Tegucigalpa, de noche.
Por Giovanni Rodríguez
Recuerdo las primeras veces que fui a la capital cuando era niño. Percibía todo diferente allá, lejos de mi pueblo; sentía, y con razón, que era un mundo completamente distinto al que yo conocía. Tenía apenas diez años y sin embargo recuerdo cuando las personas de la capital se referían a mí como “el niño que viene de provincia”.
Tres años después acabaría viviendo entre ellos. Para entonces, ya había hecho unos cinco o seis viajes de exploración a ese mundo desconocido y grandioso que era la ciudad más importante del país, me había ido acostumbrando a que se me reconociera como “el niño de provincia” sin que hasta ese momento yo identificara en ese mote la pequeña dosis de exclusión que contenía.
Para los de la capital ser capitalino significaba estar ubicado en un escalón superior en cualquier aspecto de la vida: un capitalino era más listo, estaba más informado y por lo tanto tenía menos capacidad de asombro que un provinciano, lo cual le permitía desenvolverse en la vida (en la vida capitalina al menos) de una manera más eficaz; y todo eso es cierto, pero sólo en la medida de la timidez inicial del provinciano en la capital.
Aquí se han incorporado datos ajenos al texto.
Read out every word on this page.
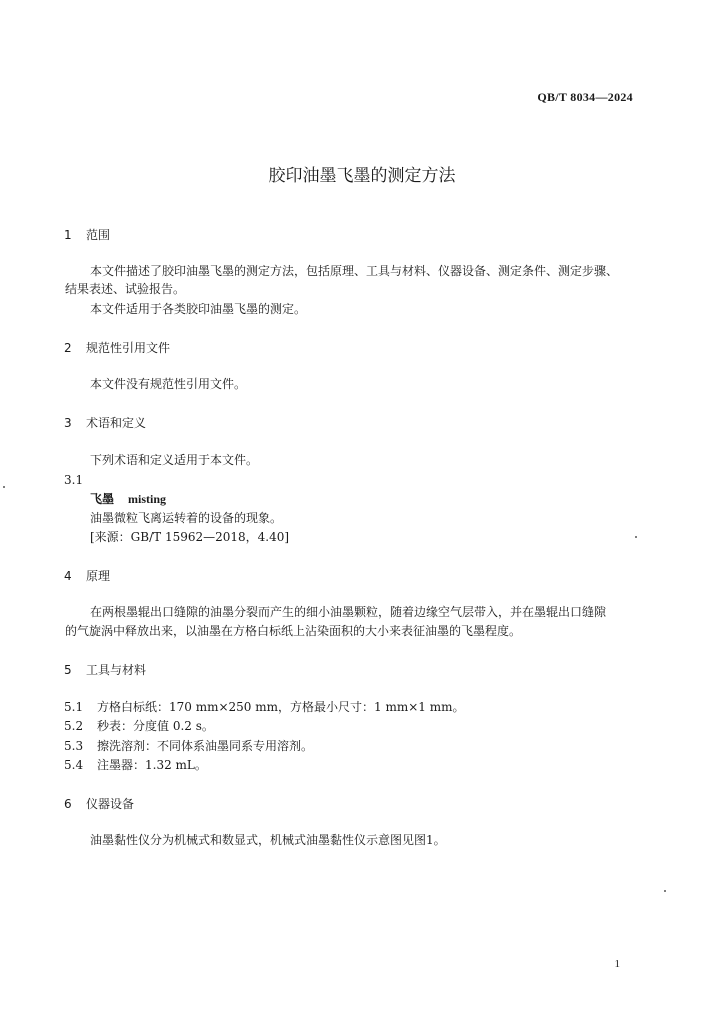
QB/T 8034—2024
胶印油墨飞墨的测定方法
1 范围
本文件描述了胶印油墨飞墨的测定方法，包括原理、工具与材料、仪器设备、测定条件、测定步骤、
结果表述、试验报告。
本文件适用于各类胶印油墨飞墨的测定。
2 规范性引用文件
本文件没有规范性引用文件。
3 术语和定义
下列术语和定义适用于本文件。
3.1
飞墨 misting
油墨微粒飞离运转着的设备的现象。
[来源：GB/T 15962—2018，4.40]
4 原理
在两根墨辊出口缝隙的油墨分裂而产生的细小油墨颗粒，随着边缘空气层带入，并在墨辊出口缝隙
的气旋涡中释放出来，以油墨在方格白标纸上沾染面积的大小来表征油墨的飞墨程度。
5 工具与材料
5.1 方格白标纸：170 mm×250 mm，方格最小尺寸：1 mm×1 mm。
5.2 秒表：分度值 0.2 s。
5.3 擦洗溶剂：不同体系油墨同系专用溶剂。
5.4 注墨器：1.32 mL。
6 仪器设备
油墨黏性仪分为机械式和数显式，机械式油墨黏性仪示意图见图1。
1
Yo era muy tímido entonces, pero a la vez cauteloso y astuto. Sabía identificar plenamente todo aquello que me ayudaría a sobrevivir en la urbe y por consiguiente, suprimía de mi modo natural de proceder todas aquellas manías provincianas que obstaculizarían mi rápida inserción en el mundo idealizado de la capital.
Hoy, dieciséis años después, me río de todo eso. Porque si bien es cierto yo no era más que un niño de provincia en la capital, tampoco es cierto que ellos, los capitalinos, fueran gente cosmopolita. En realidad todos éramos más o menos provincianos, viviéramos en Tegucigalpa o en San Luis del Pajón, en San Pedro Sula o en Tangamandapio. Y seguimos siendo igual de provincianos ahora, aunque hace tiempo nos haya llegado Internet y hayamos empezado a formar parte, sin querer y sin saber, de un mundo globalizado.
Parece que estuviéramos condenados a ser eternamente habitantes de Macondo, amantes del guaro y la ranchera, seguidores de cuanto mequetrefe nos vaya imponiendo la historia, aspirantes a sabios desde el diletantismo, fanáticos de La Biblia y defensores de la idiotez absurdamente disfrazada de moral.
Así somos, provincianos desde el hígado a la médula, tercermundistas mentales, especímenes curiosos para el mundo entero. Somos el tópico que se confirma en cada muerte violenta, en cada escándalo por corrupción, en cada cruzada evangélica en un estadio de fútbol, en el enfoque noticioso por parte de los medios de comunicación (y en lo pésimamente escritos y dirigidos que están, dicho sea de paso).
¿Qué nos queda a los que siempre nos hemos sentido algo extranjeros en este desolado paisaje provinciano? Dos posibilidades: el pacífico alejamiento, la práctica Zen de la lectura en casa, sin salir nunca, o el exilio más o menos voluntario y un cierto afán de destruir la puta patria para que después, sobre las cenizas, podamos soplar y quizá descubrir un vestigio para la esperanza. La decisión depende del temperamento de cada uno.